Thanks to his strong-arm tactics, Hoffa had many enemies, including government
officials, labor leaders and mobsters, who presumably rubbed him out. The 2004
book "I Heard You Paint Houses" claimed that the late hit man Frank Sheeran shot
Hoffa outside Detroit, and left the body there.
Ciudad Juaréz
This past July in Juaréz, Mexico, authorities found the body of Alma Brisa
Molina Baca, a 34-year-old factory worker who had been raped and strangled. She
was the latest victim in a decade-long pattern of killings that has claimed, by
some estimates, 370 women — most of them poor workers at nearby maquiladoras,
most of their bodies dumped in the desert. That staggering statistic, plus
outrage with what human-rights advocates call half-hearted law enforcement, has
sparked Amnesty International and other worldwide groups to urge authorities to
find the killers.
Gardner Museum
Art historians have been cringing since St. Patrick's Day, 1990, when two men
stole 13 paintings worth an estimated $300 million from Boston's Gardner Museum.

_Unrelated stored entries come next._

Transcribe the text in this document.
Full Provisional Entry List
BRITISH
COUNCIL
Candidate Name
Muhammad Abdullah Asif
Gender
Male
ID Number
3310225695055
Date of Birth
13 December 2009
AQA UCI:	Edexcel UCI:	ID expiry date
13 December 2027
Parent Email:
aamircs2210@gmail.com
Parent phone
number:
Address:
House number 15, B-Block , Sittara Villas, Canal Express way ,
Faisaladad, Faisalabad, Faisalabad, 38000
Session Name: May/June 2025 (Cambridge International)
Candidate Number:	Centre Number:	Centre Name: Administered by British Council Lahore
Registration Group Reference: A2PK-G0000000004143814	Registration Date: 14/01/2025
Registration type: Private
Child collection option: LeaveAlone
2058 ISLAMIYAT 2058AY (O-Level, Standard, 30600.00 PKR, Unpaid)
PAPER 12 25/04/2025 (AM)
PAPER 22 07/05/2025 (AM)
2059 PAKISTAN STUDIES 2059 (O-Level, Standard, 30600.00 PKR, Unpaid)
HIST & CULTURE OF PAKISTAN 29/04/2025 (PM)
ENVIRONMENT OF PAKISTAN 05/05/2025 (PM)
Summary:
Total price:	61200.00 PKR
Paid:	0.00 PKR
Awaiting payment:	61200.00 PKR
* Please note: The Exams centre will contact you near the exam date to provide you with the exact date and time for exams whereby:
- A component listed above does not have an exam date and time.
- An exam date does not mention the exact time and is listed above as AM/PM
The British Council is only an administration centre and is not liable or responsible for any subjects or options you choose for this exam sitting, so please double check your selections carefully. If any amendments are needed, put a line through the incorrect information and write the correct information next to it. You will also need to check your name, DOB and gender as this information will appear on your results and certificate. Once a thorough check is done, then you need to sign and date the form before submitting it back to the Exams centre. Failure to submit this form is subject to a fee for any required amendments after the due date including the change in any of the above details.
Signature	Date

Cringing because the artworks were hacked from their frames. Cringing because
the museum was uninsured. Cringing because the unarmed thieves, dressed as
policemen, simply knocked on the door late at night, and security guards let
them in. Cringing because a $5 million reward and an investigation that has
touched upon the Massachusetts mob and even the Irish Republican Army has failed
to crack the world's biggest art heist.
Tupac Shakur, Biggie Smalls
A drive-by shooter killed 25-year-old rapper Tupac Shakur in September 1996, in
Las Vegas. Six months later, March 1997, rival Biggie Smalls, 24, was gunned
down in Los Angeles. The victims were former friends who became entangled in
hip-hop's East Coast (Smalls) vs. West Coast (Shakur, who'd switched teams)
feud. In 2002, a Los Angeles Times investigation suggested Smalls paid the
Southside Crips gang to assassinate Shakur, while documentarian Nick Broomfield
implicated Shakur's record-label chief, Suge Knight, who allegedly had Smalls
erased to confuse authorities. Both cases remain open.
JonBenét Ramsey
A murder made in tabloid heaven: Six-year-old beauty queen JonBenét Ramsey,
daughter of a wealthy Boulder, Colo., executive and his socially ambitious wife,
was found dead in the basement of the family home after Christmas, 1996. An odd
ransom note left at the scene and clashes between family, police and district
attorney fanned the media frenzy, while public speculation centered on parents
John and Patsy Ramsey. Eight years later, still no arrest. (Side note: John
Ramsey ran unsuccessfully this year for a seat in Michigan's legislature.)